Home Nieuws Het uitdagende pad richting het realiseren van industrieel koolstofmanagement

Het uitdagende pad richting het realiseren van industrieel koolstofmanagement

Achtergrond

Op 10 april vond de zesde editie plaats van de Carbon Storage Dialogues met als thema Realising Industrial Carbon Management. Meer dan 200 deelnemers bogen zich over de kwestie hoe de volgende stap kan worden gezet in het daadwerkelijk realiseren van grootschalige CO2-opslag in Nederland en op Europese schaal. Mondiaal is het guur en onstuimig, maar in het congrescentrum in Nieuwegein is de stemming optimistisch met nuances. “Het is aan het gebeuren, maar er is nog veel meer nodig.”

COO Yolande Verbeek van EBN wil niet somberen over het huidige geopolitieke klimaat, de hoge energieprijzen en de onzekerheid op het gebied van wet- en regelgeving die in menig boardroom tot kopzorgen en twijfels leiden om te investeren in CO2-opslag, hergebruik van CO2 en koolstofverwijdering. Daarvoor zijn de oplossingen te kansrijk, de ontwikkelingen te spectaculair en de urgentie te groot. Want om de klimaatdoelstellingen te halen, is het nodig om CO2 af te vangen, te transporteren en op te slaan. Daarbij ziet zij ook een rol voor CCS gekoppeld aan elektriciteitsproductie.
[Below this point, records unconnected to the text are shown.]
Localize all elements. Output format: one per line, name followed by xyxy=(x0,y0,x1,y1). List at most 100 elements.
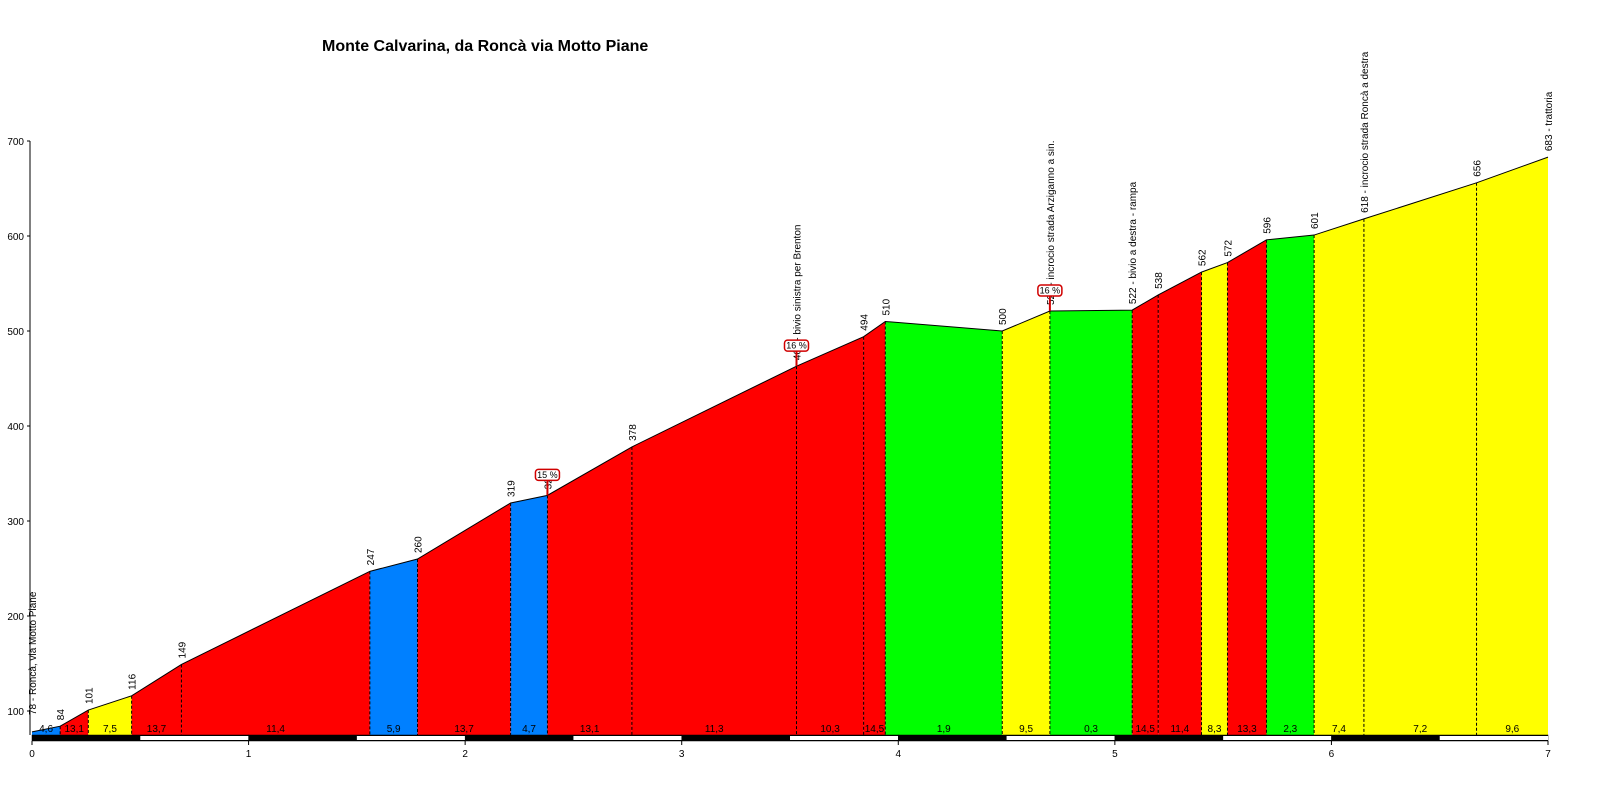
gradient-label: 13,7 xyxy=(454,724,474,735)
x-tick-label: 0 xyxy=(29,749,35,760)
gradient-label: 1,9 xyxy=(937,724,951,735)
gradient-label: 13,3 xyxy=(1237,724,1257,735)
divider-lines-layer xyxy=(59,182,1478,735)
segment-area xyxy=(1049,310,1133,735)
altitude-label: 522 - bivio a destra - rampa xyxy=(1128,181,1139,304)
km-band-light xyxy=(1223,736,1332,740)
x-tick-label: 3 xyxy=(679,749,685,760)
segment-area xyxy=(1476,157,1548,735)
segment-area xyxy=(1158,272,1202,735)
altitude-label: 378 xyxy=(628,424,639,441)
gradient-label: 7,2 xyxy=(1413,724,1427,735)
gradient-label: 11,4 xyxy=(266,724,285,735)
segment-area xyxy=(863,321,886,735)
gradient-label: 14,5 xyxy=(865,724,885,735)
segment-area xyxy=(631,366,797,735)
y-tick-label: 400 xyxy=(7,422,24,433)
segment-area xyxy=(1266,235,1315,736)
segment-area xyxy=(1201,262,1228,735)
segment-area xyxy=(181,571,370,735)
y-tick-label: 700 xyxy=(7,137,24,148)
max-gradient-label: 15 % xyxy=(537,470,558,480)
max-gradient-badge xyxy=(783,339,810,352)
gradient-label: 4,7 xyxy=(522,724,536,735)
altitude-label: 572 xyxy=(1223,239,1234,256)
max-gradient-badge xyxy=(1037,284,1063,297)
segment-area xyxy=(885,321,1003,735)
gradient-label: 7,5 xyxy=(103,724,117,735)
gradient-label: 10,3 xyxy=(820,724,840,735)
x-tick-label: 1 xyxy=(246,749,252,760)
max-gradient-label: 16 % xyxy=(786,341,807,351)
x-tick-label: 5 xyxy=(1112,749,1118,760)
segment-area xyxy=(796,336,864,735)
altitude-label: 500 xyxy=(998,308,1009,325)
gradient-label: 13,7 xyxy=(147,724,167,735)
x-tick-label: 2 xyxy=(462,749,468,760)
segments-layer xyxy=(32,157,1548,736)
segment-area xyxy=(1227,239,1267,736)
altitude-label: 656 xyxy=(1473,160,1484,177)
altitude-label: 618 - incrocio strada Roncà a destra xyxy=(1360,51,1371,213)
segment-area xyxy=(547,446,632,735)
gradient-label: 7,4 xyxy=(1332,724,1346,735)
segment-area xyxy=(1363,182,1477,736)
gradient-label: 4,6 xyxy=(39,724,53,735)
altitude-label: 601 xyxy=(1310,212,1321,229)
segment-area xyxy=(510,495,548,735)
profile-outline-layer xyxy=(31,156,1549,733)
gradient-labels-layer: 4,6 13,1 7,5 13,7 11,4 5,9 13,7 4,7 13,1 11,3 10,3… xyxy=(39,724,1520,735)
chart-title: Monte Calvarina, da Roncà via Motto Pian… xyxy=(322,38,649,55)
km-band-light xyxy=(573,736,682,740)
altitude-label: 84 xyxy=(56,709,67,721)
y-tick-label: 200 xyxy=(7,612,24,623)
altitude-label: 149 xyxy=(177,641,188,658)
x-tick-label: 7 xyxy=(1545,749,1551,760)
altitude-label: 596 xyxy=(1262,217,1273,234)
gradient-label: 9,5 xyxy=(1019,724,1033,735)
gradient-label: 9,6 xyxy=(1505,724,1519,735)
gradient-label: 2,3 xyxy=(1283,724,1297,735)
altitude-label: 521 - incrocio strada Arziganno a sin. xyxy=(1046,141,1057,306)
segment-area xyxy=(88,695,132,735)
axes-layer: 100 200 300 400 500 600 700 0 1 2 3 4 5 6 7 xyxy=(7,137,1551,760)
max-gradient-label: 16 % xyxy=(1040,286,1061,296)
altitude-label: 116 xyxy=(128,673,139,689)
altitude-label: 510 xyxy=(881,298,892,315)
y-tick-label: 300 xyxy=(7,517,24,528)
max-gradient-markers-layer: 15 % 16 % 16 % xyxy=(534,284,1063,496)
km-band-light xyxy=(1006,736,1115,740)
gradient-label: 5,9 xyxy=(387,724,401,735)
gradient-label: 11,3 xyxy=(705,724,724,735)
gradient-label: 13,1 xyxy=(580,724,600,735)
gradient-label: 11,4 xyxy=(1170,724,1189,735)
gradient-label: 8,3 xyxy=(1208,724,1222,735)
segment-area xyxy=(369,559,418,735)
segment-area xyxy=(131,664,182,735)
segment-area xyxy=(1002,311,1050,735)
x-tick-label: 6 xyxy=(1329,749,1335,760)
gradient-label: 0,3 xyxy=(1084,724,1098,735)
y-tick-label: 500 xyxy=(7,327,24,338)
altitude-label: 538 xyxy=(1154,272,1165,289)
max-gradient-badge xyxy=(534,468,561,482)
gradient-label: 13,1 xyxy=(64,724,84,735)
segment-area xyxy=(32,726,61,735)
altitude-label: 683 - trattoria xyxy=(1544,91,1555,151)
km-band-light xyxy=(790,736,899,740)
km-band-light xyxy=(356,736,466,740)
profile-line xyxy=(31,156,1549,733)
y-tick-label: 100 xyxy=(7,707,24,718)
km-band-light xyxy=(1439,736,1548,740)
altitude-label: 319 xyxy=(507,480,518,497)
x-tick-label: 4 xyxy=(896,749,902,760)
altitude-labels-layer: 78 - Roncà, via Motto Piane 84 101 116 149 24… xyxy=(28,51,1555,720)
segment-area xyxy=(60,710,89,735)
altitude-label: 247 xyxy=(366,548,377,565)
altitude-label: 463 - bivio sinistra per Brenton xyxy=(792,225,803,361)
y-tick-label: 600 xyxy=(7,232,24,243)
km-band-light xyxy=(140,736,249,740)
segment-area xyxy=(417,502,511,735)
altitude-label: 78 - Roncà, via Motto Piane xyxy=(28,591,39,715)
Europa en de Industrial Decarbonisation Bank

Voor Daniel Kitscha, Investment Policy Officer in het Low Carbon Solutions team van DG CLIMA (Europese Commissie) is het evident; het afvangen, transporteren en opslaan van CO2 is cruciaal voor de Europese industrie om zowel competitief te blijven als om de klimaatdoelstellingen te behalen. Met een serie van maatregelen probeert Europa de industrie te stimuleren om CCS toe te passen om zo direct uitstoot te verminderen. Zo zijn er de Clean Industrial Deal die van Europa het eerste net zero continent wil maken in 2050 en de Net Zero Industrial Act die voorschrijft om per 2030 maar liefst 50 miljoen ton CO2 op te slaan in de ondergrond. Kitscha ziet echter een obstakel: “Er is momenteel nog geen vraag naar de opgeslagen CO2, waardoor het voor uitstoters vooral een kostenpost is.” Kitscha verwacht daarom veel van de Industrial Decarbonisation Bank die voor de komende 10 jaar 100 miljard  euro vrij moet maken voor industrieën om te investeren in verduurzaming, waaronder de opslag van CO2. Kitscha is optimistisch over de set aan maatregelen, zeker omdat hij op Europese schaal de opslag van CO2 werkelijk ziet toenemen. Meer en meer projecten komen tot ontwikkeling. Binnen nu en 2030 wordt in Europa 18.6 Mtpa aan CO2 opgeslagen.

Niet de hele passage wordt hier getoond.